Completa o historiador que todo cavaleiro
deixava para completar sua entrega total á Ordem no momento mais crucial de sua
vida, que é a morte. E era por tais motivos que os Templários tinham
precedência em todos os preparativos ali sendo feitos.
Inicialmente, o mestre que presidia a
cerimônia iniciou um ritual chamado de “passagem”, passagem da cavalaria
simples, a terrestre, para uma “nova cavalaria”, a celeste: “...como dizia São
Bernardo, à cavalaria renovada, a desses “homens novos” que decidiram tornar-se
mais perfeitos”. Para inicio de tal cerimônia vão buscar em seu guarda-roupa o
manto branco com a cruz vermelha. Havia sido costurado para aquela ocasião.
Mas, falta algo ainda a se despedir deste
mundo. Alguns de seus bens de uso particular, como suas belas e suntuosas
roupas. Alguns clérigos sugeriram que doasse para seus cabidos ou conventos,
que seriam vendidos e aplicados os recursos nas igrejas. A certo ponto,
Guilherme Marechal se irrita com os interesses nestas coisas e diz: a um de
seus homens “Por esta fé que deveis a Deus e a mim, mando que façais em meu
nome a divisão de todas as roupas.
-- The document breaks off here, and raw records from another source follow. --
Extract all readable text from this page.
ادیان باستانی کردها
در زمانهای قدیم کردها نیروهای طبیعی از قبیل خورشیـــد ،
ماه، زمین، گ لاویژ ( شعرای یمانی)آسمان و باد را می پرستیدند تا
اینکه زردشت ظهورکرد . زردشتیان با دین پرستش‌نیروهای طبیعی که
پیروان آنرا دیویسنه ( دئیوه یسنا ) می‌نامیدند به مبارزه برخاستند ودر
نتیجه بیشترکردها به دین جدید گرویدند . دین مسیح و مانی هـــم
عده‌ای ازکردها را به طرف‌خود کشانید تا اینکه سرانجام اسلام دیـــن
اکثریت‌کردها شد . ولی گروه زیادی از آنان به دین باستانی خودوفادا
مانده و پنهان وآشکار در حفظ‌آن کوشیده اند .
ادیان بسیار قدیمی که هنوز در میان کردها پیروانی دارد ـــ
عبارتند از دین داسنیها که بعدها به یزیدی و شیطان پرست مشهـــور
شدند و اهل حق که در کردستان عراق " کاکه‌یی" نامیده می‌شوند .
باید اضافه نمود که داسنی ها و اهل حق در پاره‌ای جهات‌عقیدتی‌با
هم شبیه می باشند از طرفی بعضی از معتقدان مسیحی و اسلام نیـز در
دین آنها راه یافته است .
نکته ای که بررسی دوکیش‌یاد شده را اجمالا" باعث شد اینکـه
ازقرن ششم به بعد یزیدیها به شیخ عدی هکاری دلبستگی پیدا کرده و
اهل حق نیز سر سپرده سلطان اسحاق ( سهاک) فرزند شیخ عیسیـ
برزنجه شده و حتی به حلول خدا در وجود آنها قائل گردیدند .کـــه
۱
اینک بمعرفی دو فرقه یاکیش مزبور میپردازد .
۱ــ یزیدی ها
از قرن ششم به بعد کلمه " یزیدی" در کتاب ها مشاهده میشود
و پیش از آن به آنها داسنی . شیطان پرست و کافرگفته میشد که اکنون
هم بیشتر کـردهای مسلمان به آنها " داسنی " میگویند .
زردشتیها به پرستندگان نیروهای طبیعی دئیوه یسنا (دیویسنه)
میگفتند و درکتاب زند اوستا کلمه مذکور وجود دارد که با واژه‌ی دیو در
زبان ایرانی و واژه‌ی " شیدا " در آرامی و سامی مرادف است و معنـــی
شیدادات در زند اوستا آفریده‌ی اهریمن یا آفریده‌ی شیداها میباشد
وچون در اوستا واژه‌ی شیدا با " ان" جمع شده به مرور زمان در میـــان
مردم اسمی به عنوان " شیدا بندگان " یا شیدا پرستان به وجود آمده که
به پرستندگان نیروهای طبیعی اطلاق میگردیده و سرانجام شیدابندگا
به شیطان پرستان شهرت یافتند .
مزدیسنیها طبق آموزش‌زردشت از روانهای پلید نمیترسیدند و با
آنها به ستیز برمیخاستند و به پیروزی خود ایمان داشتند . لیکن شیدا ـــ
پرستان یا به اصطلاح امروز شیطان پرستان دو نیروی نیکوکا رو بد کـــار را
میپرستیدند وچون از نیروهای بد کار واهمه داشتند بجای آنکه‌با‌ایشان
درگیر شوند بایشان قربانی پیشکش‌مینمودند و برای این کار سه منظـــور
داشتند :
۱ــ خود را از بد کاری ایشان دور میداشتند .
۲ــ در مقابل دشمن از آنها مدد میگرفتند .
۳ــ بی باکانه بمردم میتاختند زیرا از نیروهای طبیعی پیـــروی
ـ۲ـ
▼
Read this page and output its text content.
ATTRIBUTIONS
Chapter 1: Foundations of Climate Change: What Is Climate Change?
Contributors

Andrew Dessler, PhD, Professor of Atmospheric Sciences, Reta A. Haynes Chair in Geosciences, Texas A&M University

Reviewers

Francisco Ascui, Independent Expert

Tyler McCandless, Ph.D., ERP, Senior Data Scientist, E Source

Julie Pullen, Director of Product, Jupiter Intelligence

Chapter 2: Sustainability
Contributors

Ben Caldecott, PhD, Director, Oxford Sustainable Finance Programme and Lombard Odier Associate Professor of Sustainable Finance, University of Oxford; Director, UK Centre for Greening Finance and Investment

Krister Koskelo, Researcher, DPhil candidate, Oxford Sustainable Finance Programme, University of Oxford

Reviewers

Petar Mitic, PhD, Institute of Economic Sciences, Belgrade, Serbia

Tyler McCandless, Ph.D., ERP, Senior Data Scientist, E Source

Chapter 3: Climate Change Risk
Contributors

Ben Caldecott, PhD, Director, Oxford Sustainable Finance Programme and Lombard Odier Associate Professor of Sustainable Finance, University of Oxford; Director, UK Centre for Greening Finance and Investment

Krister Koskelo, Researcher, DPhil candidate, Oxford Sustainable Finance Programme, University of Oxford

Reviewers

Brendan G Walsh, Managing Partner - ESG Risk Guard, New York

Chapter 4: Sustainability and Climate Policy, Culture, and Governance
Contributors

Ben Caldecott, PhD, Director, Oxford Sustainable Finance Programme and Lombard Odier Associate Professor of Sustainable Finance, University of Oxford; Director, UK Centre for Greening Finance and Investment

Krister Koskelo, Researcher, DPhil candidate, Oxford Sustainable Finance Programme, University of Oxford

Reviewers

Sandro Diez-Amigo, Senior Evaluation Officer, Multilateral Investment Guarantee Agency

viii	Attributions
E, se não houver o bastante para todos,
mandai comprar em Londres o que estiver faltando. Que nenhum dos meus tenha por
que se queixar de mim”.
A 14 de maio de 1219, após uma crise que prenunciava o desfecho da morte iminente, acorrem de imediato o abade de Nutley com seus cônegos, além do outro abade de Reading também acompanhado, trazendo este último, da parte do legado, a absolvição pontifícia com valor de indulgência plenária. Dede o começo de sua doença que confessava-se uma vez por semana; supunha-se, portanto, que estava com a alma preparada para o desenlace final e comparecer na presença de Deus. O historiador não fala, mas é evidente que recebeu a unção dos enfermos, talvez mais de uma vez. Os presentes o viram inclinar-se, persignar-se, adorar a Cruz colocada à sua frente e, finalmente, entregar sua alma a Deus. Morreu um justo.
[1] Os
dados foram extraídos da obra “Guilherme Marechal” – Ou o Melhor Cavaleiro do
Mundo – Georges Duby – Edições Graal Ltda, págs. 9/10 e seguintes)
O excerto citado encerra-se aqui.